Hand out blank paper and ask each person to write or draw a short description of themselves. Then put all the papers face down in the middle of the table and go through them, trying to figure out who belongs to which description. You can do this yourself, which gives the team a chance to further bond as they work together to help you out. This goofy icebreaker will get your team members thinking creatively.
- Throughout the game, the participants must make the fingers or the objects visible on the Zoom screen.
- The activity can be frontloaded to focus on particular issues by changing a few parameters or altering the instructions.
- Ask your remote team members to grab a nearby item (or even send a personal picture through group chat!).
- Ice breaker games usually all have a strong aspect of teamwork and collaboration as people work together in groups to accomplish a challenge or solve a puzzle.
The goal of this game is to have a succession of very rapid conversations in an extremely short amount of time with as many people as possible. Have people sit in pairs, with colleagues that they don’t directly work with on a day-to-day basis. When it starts, each pair has to start speed networking & find out as much professional info about the other as possible.
Icebreaker questions for virtual meetings and remote work
Coat of Arms exercise provides a way for participants to introduce themselves and their colleagues, particularly for groups who think they already know each other very well. Almost invariably participants discover something about their colleagues of which they previously had no idea. Occasionally this revelation has an immediate and direct application to another participant’s current project or challenge.
Get to know your colleagues a little better, and take a sneak-peek into their home work stations. This virtual icebreaker is a mixture of ‘Guess who? Hide something in the room, maybe some money or the meeting agenda or something random, then have the team try and work together to discover it. You only can respond by saying they’re hot or cold when they search.
Icebreaker Games for Work Your Team Will Love
We love Pictionary as an icebreaker because it gets the creative juices flowing. And, as it’s a party game that most people are familiar with, it’s a great way to get people feeling relaxed. This is a great team-building icebreaker as it encourages people to reveal something new about themselves. It can spark conversations, bring people closer together, and foster empathy within a group. For more inspiration, check out this list of over 200 icebreaker questions. The purpose of this icebreaker isn’t necessarily to come up with actionable ideas, but rather, to get people thinking about the topic ahead of the main workshop activities.
What are some good icebreakers for a meeting?
- My First Job.
- One Word.
- Pointless Questions.
- Guess Who?
- Four Quadrants.
Encouragement Circle – Go around the circle and have everyone say one encouraging thing to the person next to him or her.
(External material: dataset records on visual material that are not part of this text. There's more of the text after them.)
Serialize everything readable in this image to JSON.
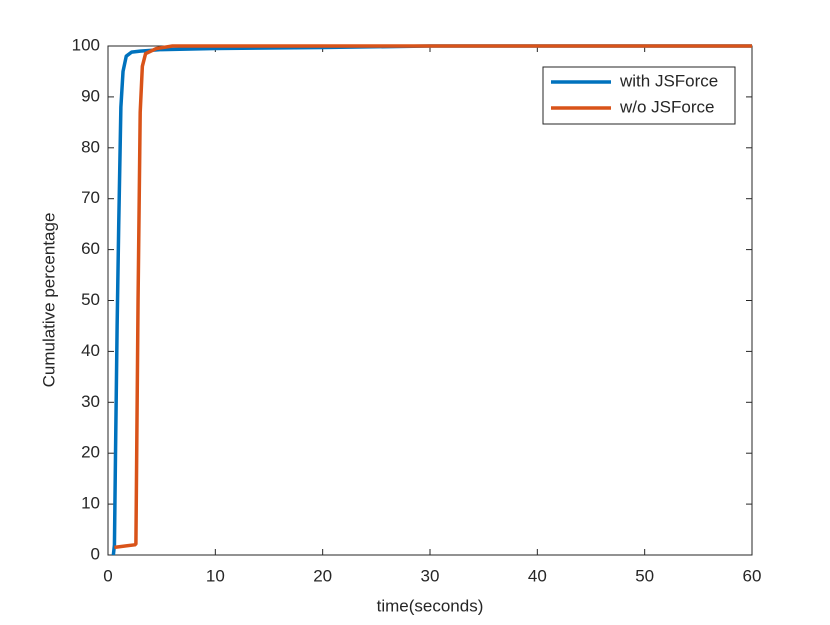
{
  "chart_data": {
    "type": "line",
    "xlabel": "time(seconds)",
    "ylabel": "Cumulative percentage",
    "xlim": [
      0,
      60
    ],
    "ylim": [
      0,
      100
    ],
    "xticks": [
      0,
      10,
      20,
      30,
      40,
      50,
      60
    ],
    "yticks": [
      0,
      10,
      20,
      30,
      40,
      50,
      60,
      70,
      80,
      90,
      100
    ],
    "legend_position": "northeast",
    "series": [
      {
        "name": "with JSForce",
        "color": "#0072BD",
        "x": [
          0.5,
          0.6,
          0.7,
          0.85,
          1.0,
          1.2,
          1.4,
          1.7,
          2.2,
          3,
          5,
          10,
          20,
          30,
          60
        ],
        "values": [
          0,
          2,
          20,
          45,
          65,
          88,
          95,
          98,
          98.8,
          99,
          99.3,
          99.5,
          99.7,
          100,
          100
        ]
      },
      {
        "name": "w/o JSForce",
        "color": "#D95319",
        "x": [
          0.6,
          2.5,
          2.6,
          2.8,
          3.0,
          3.2,
          3.5,
          4.5,
          6,
          60
        ],
        "values": [
          1.5,
          2,
          2.2,
          50,
          87,
          96,
          98.5,
          99.5,
          100,
          100
        ]
      }
    ]
  }
}
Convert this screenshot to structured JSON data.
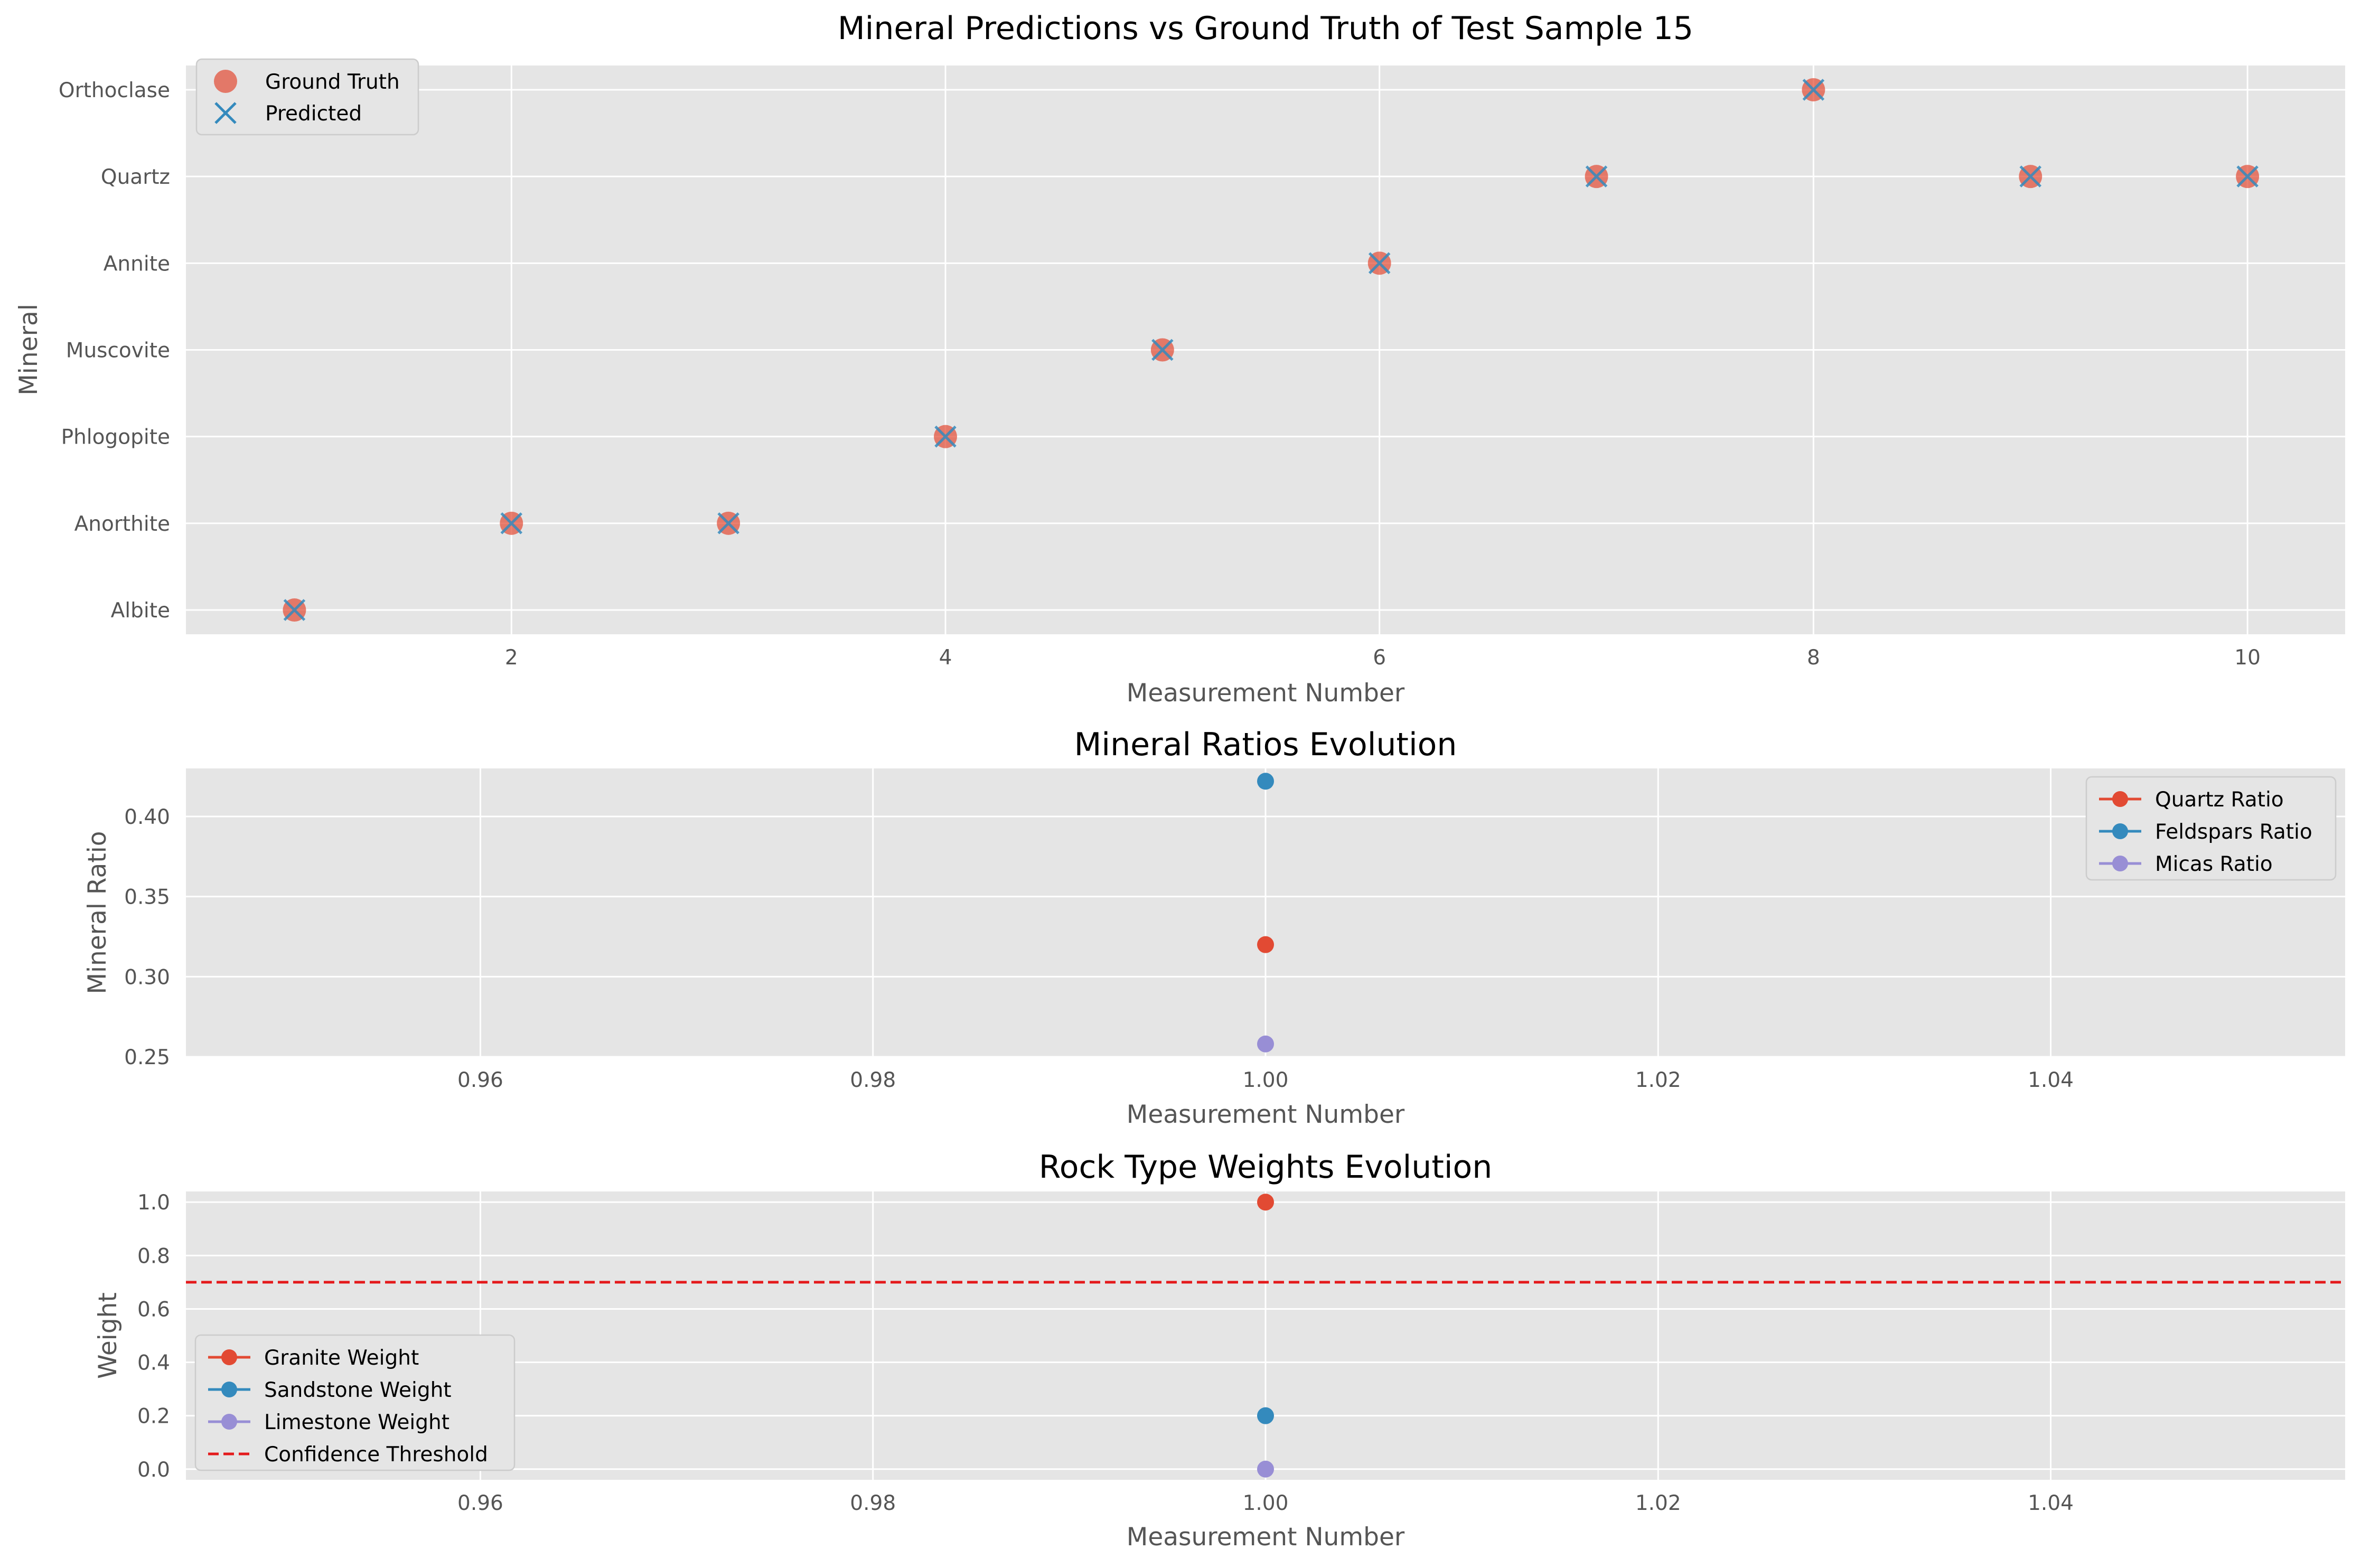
{
  "colors": {
    "axes_bg": "#e5e5e5",
    "grid": "#ffffff",
    "red": "#e24a33",
    "blue": "#348abd",
    "purple": "#988ed5",
    "threshold": "#e41a1c"
  },
  "chart_data": [
    {
      "type": "scatter",
      "title": "Mineral Predictions vs Ground Truth of Test Sample 15",
      "xlabel": "Measurement Number",
      "ylabel": "Mineral",
      "categories_y": [
        "Albite",
        "Anorthite",
        "Phlogopite",
        "Muscovite",
        "Annite",
        "Quartz",
        "Orthoclase"
      ],
      "xlim": [
        0.5,
        10.45
      ],
      "ylim": [
        -0.28,
        6.28
      ],
      "xticks": [
        2,
        4,
        6,
        8,
        10
      ],
      "xtick_labels": [
        "2",
        "4",
        "6",
        "8",
        "10"
      ],
      "legend_position": "upper-left",
      "series": [
        {
          "name": "Ground Truth",
          "marker": "circle",
          "x": [
            1,
            2,
            3,
            4,
            5,
            6,
            7,
            8,
            9,
            10
          ],
          "y": [
            "Albite",
            "Anorthite",
            "Anorthite",
            "Phlogopite",
            "Muscovite",
            "Annite",
            "Quartz",
            "Orthoclase",
            "Quartz",
            "Quartz"
          ]
        },
        {
          "name": "Predicted",
          "marker": "x",
          "x": [
            1,
            2,
            3,
            4,
            5,
            6,
            7,
            8,
            9,
            10
          ],
          "y": [
            "Albite",
            "Anorthite",
            "Anorthite",
            "Phlogopite",
            "Muscovite",
            "Annite",
            "Quartz",
            "Orthoclase",
            "Quartz",
            "Quartz"
          ]
        }
      ]
    },
    {
      "type": "line",
      "title": "Mineral Ratios Evolution",
      "xlabel": "Measurement Number",
      "ylabel": "Mineral Ratio",
      "xlim": [
        0.945,
        1.055
      ],
      "ylim": [
        0.25,
        0.43
      ],
      "xticks": [
        0.96,
        0.98,
        1.0,
        1.02,
        1.04
      ],
      "xtick_labels": [
        "0.96",
        "0.98",
        "1.00",
        "1.02",
        "1.04"
      ],
      "yticks": [
        0.25,
        0.3,
        0.35,
        0.4
      ],
      "ytick_labels": [
        "0.25",
        "0.30",
        "0.35",
        "0.40"
      ],
      "legend_position": "upper-right",
      "series": [
        {
          "name": "Quartz Ratio",
          "x": [
            1.0
          ],
          "y": [
            0.32
          ]
        },
        {
          "name": "Feldspars Ratio",
          "x": [
            1.0
          ],
          "y": [
            0.422
          ]
        },
        {
          "name": "Micas Ratio",
          "x": [
            1.0
          ],
          "y": [
            0.258
          ]
        }
      ]
    },
    {
      "type": "line",
      "title": "Rock Type Weights Evolution",
      "xlabel": "Measurement Number",
      "ylabel": "Weight",
      "xlim": [
        0.945,
        1.055
      ],
      "ylim": [
        -0.04,
        1.04
      ],
      "xticks": [
        0.96,
        0.98,
        1.0,
        1.02,
        1.04
      ],
      "xtick_labels": [
        "0.96",
        "0.98",
        "1.00",
        "1.02",
        "1.04"
      ],
      "yticks": [
        0.0,
        0.2,
        0.4,
        0.6,
        0.8,
        1.0
      ],
      "ytick_labels": [
        "0.0",
        "0.2",
        "0.4",
        "0.6",
        "0.8",
        "1.0"
      ],
      "legend_position": "lower-left",
      "series": [
        {
          "name": "Granite Weight",
          "x": [
            1.0
          ],
          "y": [
            1.0
          ]
        },
        {
          "name": "Sandstone Weight",
          "x": [
            1.0
          ],
          "y": [
            0.2
          ]
        },
        {
          "name": "Limestone Weight",
          "x": [
            1.0
          ],
          "y": [
            0.0
          ]
        }
      ],
      "threshold": {
        "name": "Confidence Threshold",
        "y": 0.7,
        "style": "dashed"
      }
    }
  ]
}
It can be a characteristic they admire, a project or task they completed admirably or something they’ve learned from that person. Event icebreakers for virtual meetings attendees crave experiences that’ll sweep them off their feet. It’s great fun and compels delegates to approach new people and get to know them. Then instruct them to present their questions to the group and to collectively decide on the best one.
Prepare the questions
You’ll ask your team to choose their favorite movie, song, T.V. There are a few reasons this game works as both a great ice breaker and a team-building exercise. First, the most successful teams are the groups of people who don’t spend time competing for power. This ice breaker can promote team bonding, and it’s one of the easier options on the list.
For this icebreaker, everyone will debate a silly topic and chime in with an equally silly answer and reasoning. Make a statement like, “Cats are better than dogs,” and, “Summer is better than winter,” or let chaos ensue by declaring that pineapple belongs on pizza . This game encourages everyone to think about a certain topic in smaller groups ahead of time, which could increase participation during the meeting.
Once RSVPs or registrations start coming in, compile a list of facts about your attendees. Then, ask attendees to guess where each photo was taken. Ask the volunteer to state two truths and a lie and to see if other attendees can guess the lie. Encourage attendees to share their favorite recent purchases. Make the questions as unexpected as possible (such as “the person I would most like to go skydiving with” or “the person I could never send on a peacekeeping mission”).